Health Canada writes in its letter to healthcare providers that “severe cutaneous reactions” like Stevens-Johnsion syndrome and its more severe form, toxic epidermal necrolysis (which occurs when a rash covers at least 30 percent of the body), “have been reported during treatment with Xeloda.” It goes on to explain that “some cases [had a] fatal outcome.” The healthcare body warns that use of the drug should cease immediately if any “signs or symptoms” of either SJS or TEN occur.

While external symptoms of SJS are painful, the rash may become infected and spread through the body to the gastrointestinal tract, the respiratory system, or mucous membranes on the face (nose, eyes or mouth). Elsewhere on their website, the Canadian organization explains that Stevens-Johnson syndrome “may progress to widespread blistering or peeling of the skin, blisters in the mouth, and ulcers in the eyes. The skin changes happen quickly and may follow fever, tiredness, headache and cough.”

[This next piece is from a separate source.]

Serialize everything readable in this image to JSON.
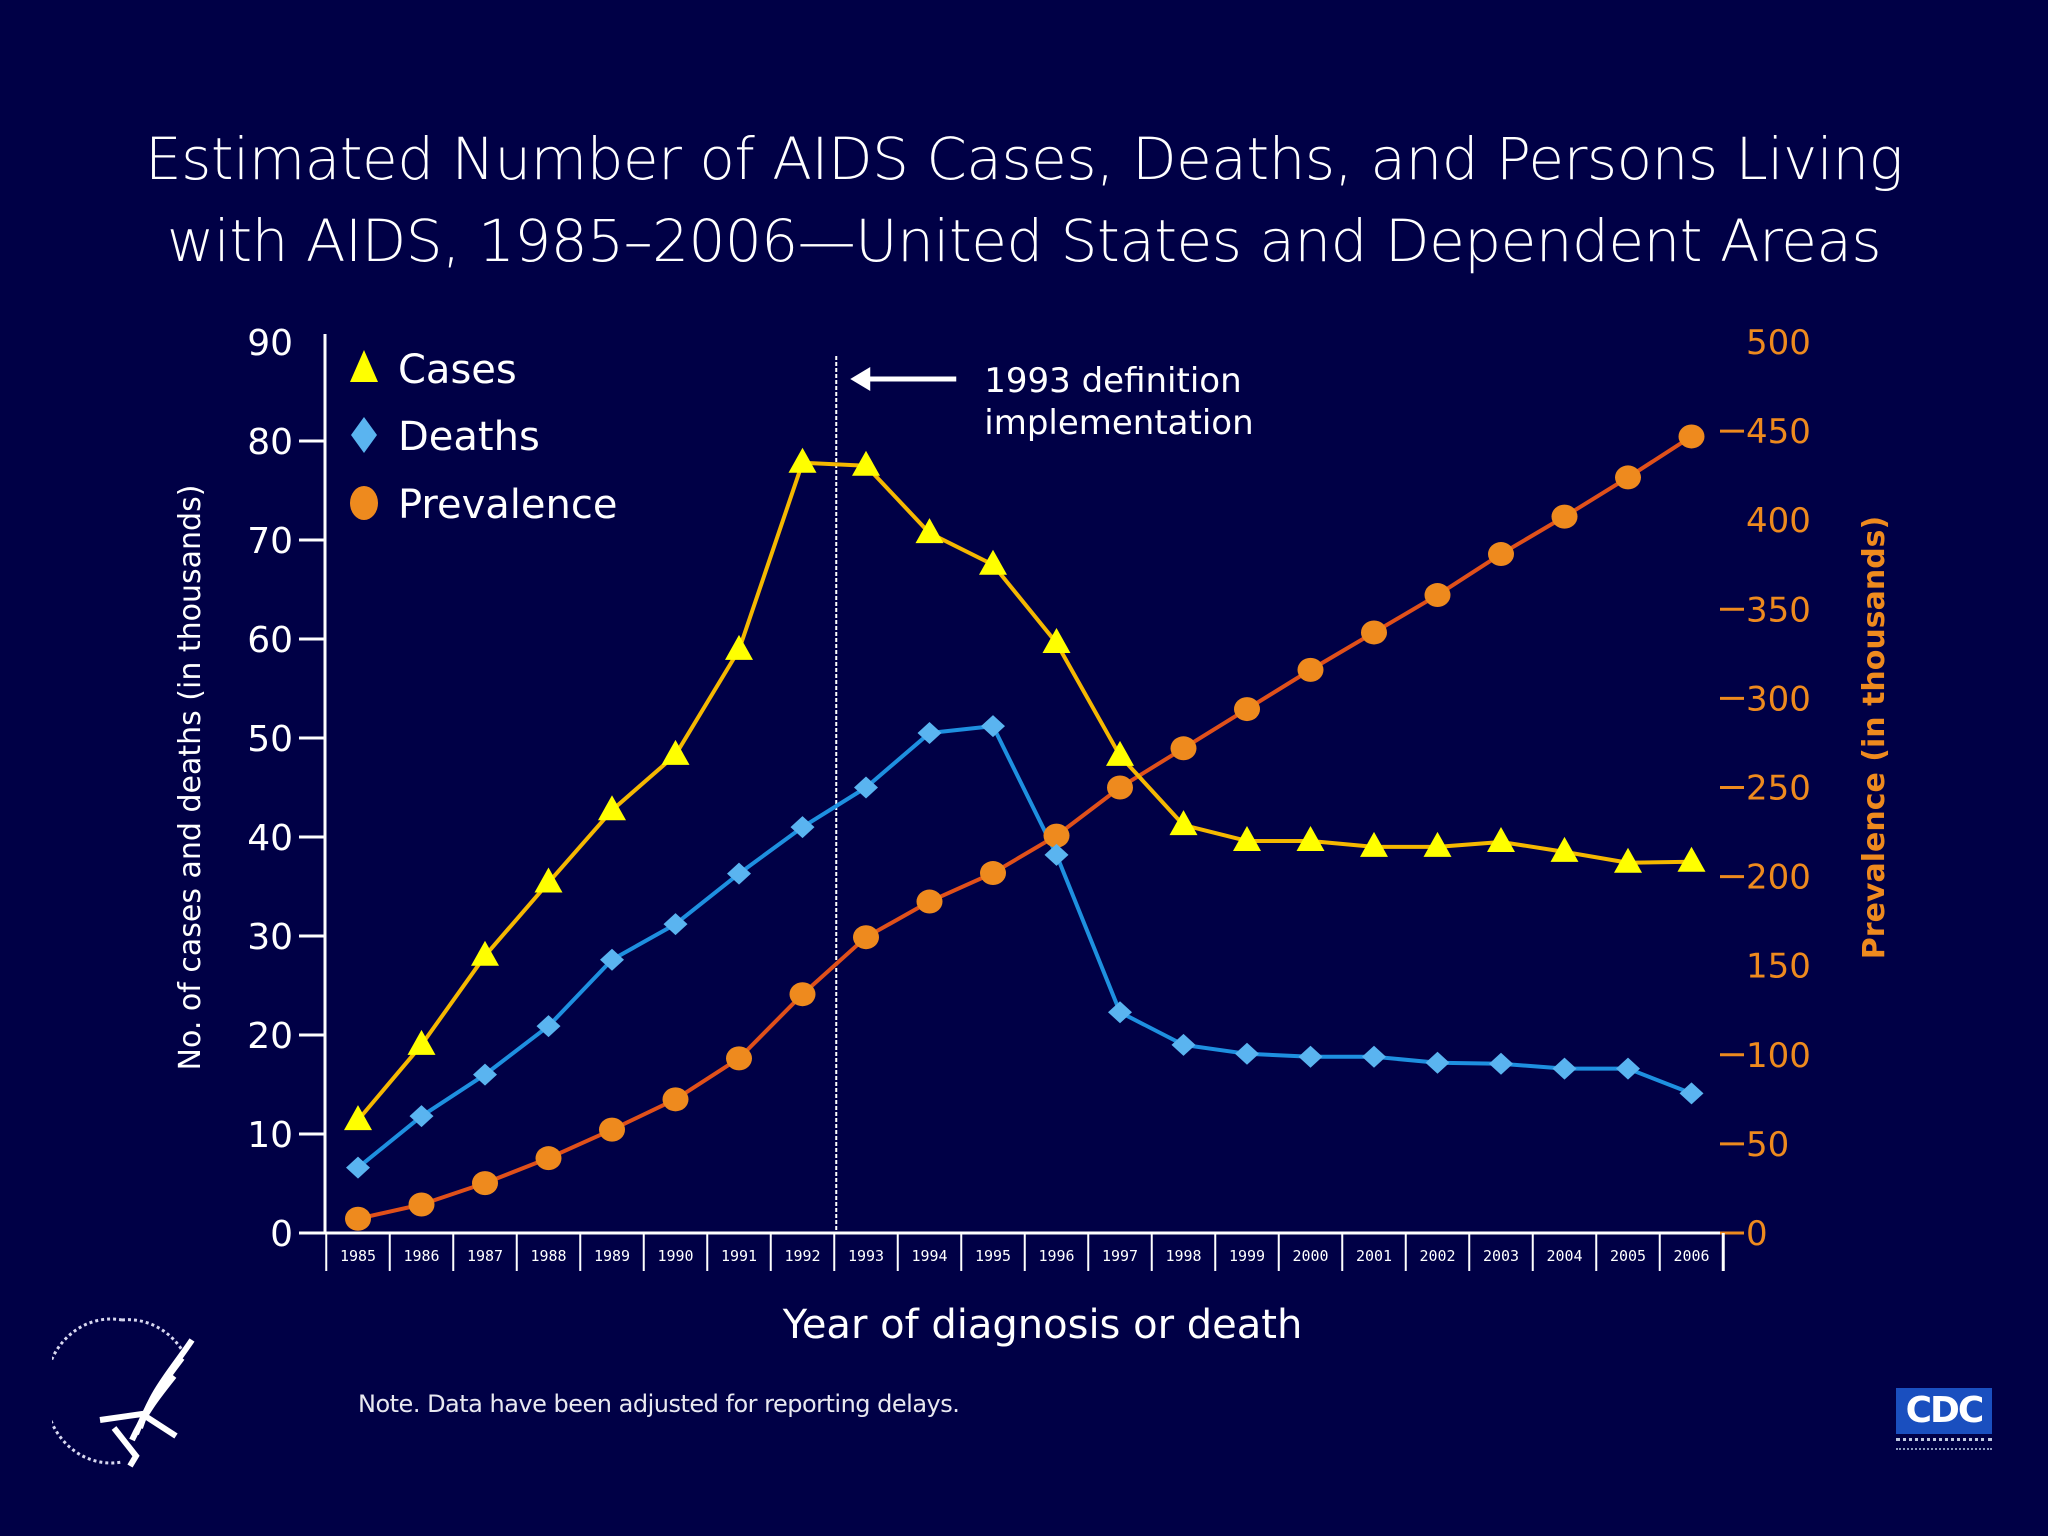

The case of Xeloda raises still more questions about the FDA’s post-market oversight of pharmaceuticals, which depends upon drugmakers to accurately disclose the risks and side effects that accompany the use of their products. It may go without saying, but there is very little incentive for the pharmaceutical industry, whose profits depend upon selling drugs like Xeloda, to disclose fully the extent of harm its medications do to patients who are already suffering.